Guess Id better look at this 3605GBD unit...Thanks guys.  By the way, Work says I'll be out of town for the next few days.


----------



## bob-bqn (Sep 19, 2006)

I already had a GOSM 36" charcoal smoker and a GOSM 36" propane smoker along with 3 other smokers when I ran across the Stainless Steel GOSM Big Block propane smokers at Sam's Club a few years back. Something compelled me to buy 2 of them (even though I already had 5 smokers :lol: ). I gave 3 smokers to family & friends, kept 1, tossed the other and never regretted the purchase. The GOSM SS BB's cost me $325 each but I heard folks a few months later saying they got theirs for $295.

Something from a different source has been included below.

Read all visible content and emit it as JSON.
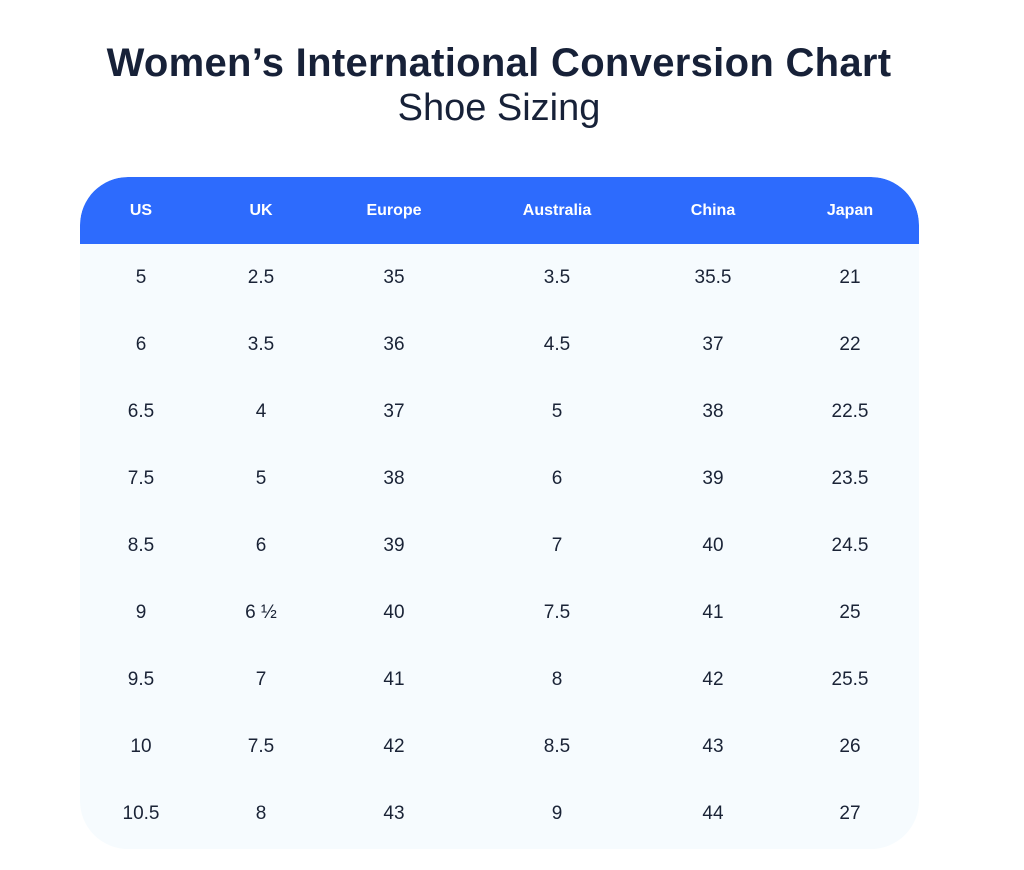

If you can find a GOSM SS BB they are well worth the price. They have become all but extinct in stores as I haven't been able to locate one anywhere recently. If you can't find a Stainless Steel one then I would highly recommend the black Big Block over the smaller models so you can cook whole packer briskets and full slabs of ribs.


----------



## cajun_1 (Sep 21, 2006)

I want to thank everyone for all the input on this subject


----------



## monty (Sep 21, 2006)

You are most welcome, Friend! 

Now, the millon dollar question.....You gonna buy one?

Cheers!


----------



## cajun_1 (Sep 21, 2006)

Soon srmonty...Soon.


----------



## monty (Sep 21, 2006)

EXCELLENT! You will not regret that purchase!

Cheers!


----------



## cajun_1 (Sep 21, 2006)

Thank You Sir.


----------



## packrat (May 6, 2007)

What is the major difference between the Wide Body and the Big Block that justifies the price difference.  Is it just the wider capacity, or does it really retain that much more heat?  I'm tempted to go with the Wide Body and don't really need a metric ton of space, but I don't want to sell myself short if $40 will get me something much better.


----------



## deejaydebi (May 6, 2007)

Whatever you think you need now - go at least one size bigger! You won't regret it! For $40 you could end up saving alot of aggrivation later!


----------



## packrat (May 6, 2007)

i guess the wide body is already one step up from what i think i would need.  one concern would be the width, but i don't mind if i need to trib a slab of ribs before putting it in--i'm not out to impress anybody.


----------



## billyq (May 9, 2007)

But they just dont look as purdy cut in two!!


----------